Tensions were high and many in the block expected the be captured, but at the last minuet, a call was made for a right turn that brought the group through the woods. Yet not free of police tails, though their presence had been much depleted, the block took a quick turn up a residential one way. However, for all the block’s advanced organization it was clear that an exit strategy was missing. Some affinity groups started to break away from the mass, to subtly disperse, but when others saw the block shrinking someone yelled to disperse and everyone, dropping banners and flags, ran. First big mistake.
Not only did everyone run, but everyone ran in the same direction. Strike two. Although some people were able to break away from the group, the large majority of people ran through a parking lot and ended up enclosed in an apartment complex’s back yard. Had someone not found the exit gate, there could have been mass arrests made. Eventually people began to break away from the mass of people, cutting through yards and wooded areas, shedding masks and jackets as they did, and ended up on the sidewalk.
However, despite the large scale success of the group, because of poor planning for dispersal, three comrades were arrested.
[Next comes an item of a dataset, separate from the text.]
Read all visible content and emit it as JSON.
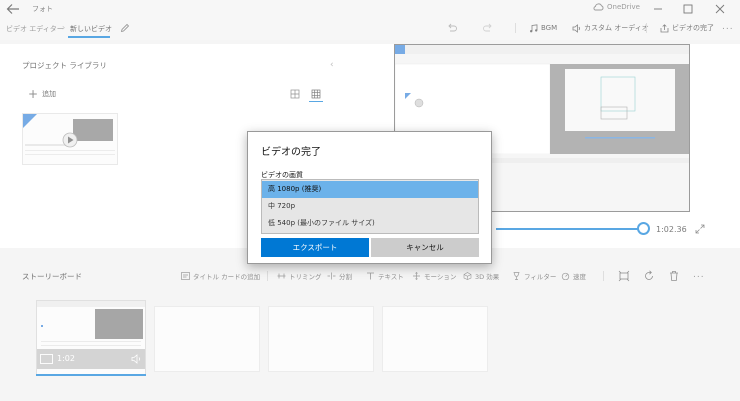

Luckily though, thanks to the anonymity of the black block, they were only able to be charged with “obstructing the roadway” and “darting into traffic” both of which are only municipal offenses, and all three were out the next morning. Obviously, some work needs to be done to develop an exit strategy that can save all our comrades from arrest and not just those who are fit, savvy and above all lucky. Despite this failing, had the group not dispersed when it did, there was a large number of cops just up the road who would have been likely able to arrest the entire group.
After an almost 2 hour long game of ‘mongoose and snake’ the cops came out on bottom. Though it is clear that some work must still be done, protesters in Atlanta have entered a new stage in their development, and the cops can tell and the cops aren’t ready.